Total RNAs from the colon of three control and three HDAC1/2 IEC-specific knockout mice were isolated with the Rneasy kit (Qiagen, Mississauga, ON, Canada). cDNA preparation and microarray assay were performed at the Microarray platform of the McGill University and Genome, Quebec Innovation Centre. An Affimetrix GeneChip mouse genome 430 2.0 array, displaying over 34,000 murine gene sequences, was used for hybridization. Data analysis, normalization average difference and expression measurements were subsequently completed with Flexarray software version 1.6.1. Background correction and normalization were assessed with a multi-array average (RMA) algorithm.

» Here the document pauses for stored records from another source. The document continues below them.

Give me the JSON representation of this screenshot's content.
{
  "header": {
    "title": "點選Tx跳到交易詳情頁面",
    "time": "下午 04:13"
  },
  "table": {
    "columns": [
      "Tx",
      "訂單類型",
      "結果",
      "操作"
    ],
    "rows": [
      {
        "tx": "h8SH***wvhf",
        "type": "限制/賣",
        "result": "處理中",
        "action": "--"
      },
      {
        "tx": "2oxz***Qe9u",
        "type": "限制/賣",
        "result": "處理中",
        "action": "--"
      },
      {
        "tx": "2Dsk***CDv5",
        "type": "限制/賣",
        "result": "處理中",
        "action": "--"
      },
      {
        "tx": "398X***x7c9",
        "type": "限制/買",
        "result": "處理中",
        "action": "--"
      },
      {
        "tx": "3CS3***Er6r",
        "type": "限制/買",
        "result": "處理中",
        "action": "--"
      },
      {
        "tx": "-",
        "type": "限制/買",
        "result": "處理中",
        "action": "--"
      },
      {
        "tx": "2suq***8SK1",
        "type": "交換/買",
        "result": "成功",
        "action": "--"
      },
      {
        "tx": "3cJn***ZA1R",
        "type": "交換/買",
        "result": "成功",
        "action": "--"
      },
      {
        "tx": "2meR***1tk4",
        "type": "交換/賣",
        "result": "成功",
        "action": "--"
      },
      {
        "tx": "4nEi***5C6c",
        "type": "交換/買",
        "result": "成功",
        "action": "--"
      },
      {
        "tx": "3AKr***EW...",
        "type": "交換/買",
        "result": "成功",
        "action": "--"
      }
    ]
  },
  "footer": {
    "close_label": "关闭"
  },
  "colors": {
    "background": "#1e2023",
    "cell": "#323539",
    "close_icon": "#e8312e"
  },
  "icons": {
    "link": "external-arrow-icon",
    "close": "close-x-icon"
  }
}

Significant statistical differences were calculated with Welch’s t test, with the cut-off for statistical significance set to a p value below 0.05. Classification of genes according to their Gene Ontology biological processes was performed with the Database for Annotation, Visualization and Integrated Discovery (DAVID) v 6.7 (http://david.abcc.ncifcrf.gov/) [26] and the ToppGene suite for functional gene enrichment analysis and candidate gene priorization (http://toppgene.cchmc.org/) [27]. Both analysis tools gave similar results regarding biological processes, and the highest gene count and lowest p value were selected. Microarray data have been deposited in the Gene Expression Omnibus database (GSE47745).